**1. Understanding the data:**

For our experiments we took into account only certain parts of the data.

Our data records have 4 fields:

– time, with hour granularity

– longitude

– latitude

– PM10 concentration

**1.1 The distance between official stations and citizen stations**

In our experiments we try to figure out if the citizen air stations measurements are correlated with the official air stations measurements. We also try to figure out to which extent and then to normalize the measurements of the citizen air stations, by also taking into account the official air stations numbers.

The citizen air measurement stations are spread over a wide distance in the city. On the other hand, the official air stations are grouped in a single smaller region.
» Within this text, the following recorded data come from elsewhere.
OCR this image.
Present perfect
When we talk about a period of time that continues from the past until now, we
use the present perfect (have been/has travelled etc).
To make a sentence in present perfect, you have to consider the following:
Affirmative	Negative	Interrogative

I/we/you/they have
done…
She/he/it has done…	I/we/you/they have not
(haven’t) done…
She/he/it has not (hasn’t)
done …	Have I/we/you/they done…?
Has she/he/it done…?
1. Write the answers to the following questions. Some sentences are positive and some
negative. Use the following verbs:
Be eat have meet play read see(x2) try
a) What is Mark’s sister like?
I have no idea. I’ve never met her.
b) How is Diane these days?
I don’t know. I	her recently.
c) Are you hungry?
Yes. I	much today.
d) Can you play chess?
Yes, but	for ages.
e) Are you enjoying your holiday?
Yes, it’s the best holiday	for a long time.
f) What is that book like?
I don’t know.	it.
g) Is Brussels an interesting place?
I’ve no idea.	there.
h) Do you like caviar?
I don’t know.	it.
It is common sense to think that if a citizen station and an official station are very far apart then they are probably less correlated.

One good question to ask would be to estimate a relation between the correlation and the physical distance between two stations. We could go even further and take into account other factors such as topology, local factors and granular meteorology data. Unfortunately, due to time constraints we did not investigated this areas.

In our small research we simply took into account a small region which contains a high number of citizen stations and all of the official stations.

The area is bounded between the latitudes 42.62 and 42.74 and longitudes 23.45 and 23.20:

**42.62 < longitude < 42.74**

**23.20 < latitude < 23.45**

We choose this numbers visually, by inspecting the map.

**1.2 Time dimension**

We took into account only the data from 2018, because it was available in high numbers both for the official stations and citizen stations.

The measurements granularity is by the hour.

**2. Measuring the correlation of data**

We measure the correlation of the measurements of each of the citizen stations with respect to each of the official stations.

Therefore, for each of the citizen station we are left with 5 correlation coefficients, one for each of the 5 official stations.

Each correlation coefficient is a Pearson correlation coefficient calculated over the whole time interval(from begining of 2018).

Finally, in order to normalize the measurements we perform the following:

For each hour we know the citizen station measurement and the 5 official station measurements.

1) We multiply each of the 5 official measurements with the asociated Pearson correlation coefficient. Each coefficient yields a number between – 1 and 1. Zero means no correlation, while 1 or -1 represents a strong positive or negative correlation.

2) We add together the 5 weighted official measurements and the citizen station measurement.

3) We caclulate the weights sum as 1 plus the sum of all the pearson coefficients. One is from the citizen experiment, we consider it is fully correlated with itself.

4) We divide the weighted measurements sum with the weights sum in order to achieve a weighted mean of the measurement at that time.

**3. Results**

In order to demonstrate the normalization effect we provide two heat maps of the PM10 measurements, before and after the normalization.

The big squares are the official stations while the small dots represent the citizen stations. As you can see, after the normalization the citizen stations took some influence from the official measurements.

Before normalization:

After normalization:

## 5 thoughts on “Datathon Sofia Air Solution – Air station measurement bias correction using Pearson correlation coefficient”

Approach from the article name sounds good, now just waiting to see the write-up 🙂

Hello @paspaldzhiev, I’m glad you like the idea. I submited the article with a little delay, I’m sorry for that.

Please don’t hesitate to ask me any questions about it. Thank you and I wish you a great day !

@all would be good to see some plots of e.g. the distribution of the changes before/after. Also, would be good to see comparison of official stations w/ some citizen science neighbours. Some of the differences between stations in space may be due to heterogeneous conditions (different sources & intensity of pollution e.g)?

Approach is ok. But prediction part is not covered much. There is lot scope of improvement.

Hello all, thank you very much for your suggestions and ideas, I will keep them in mind for the future.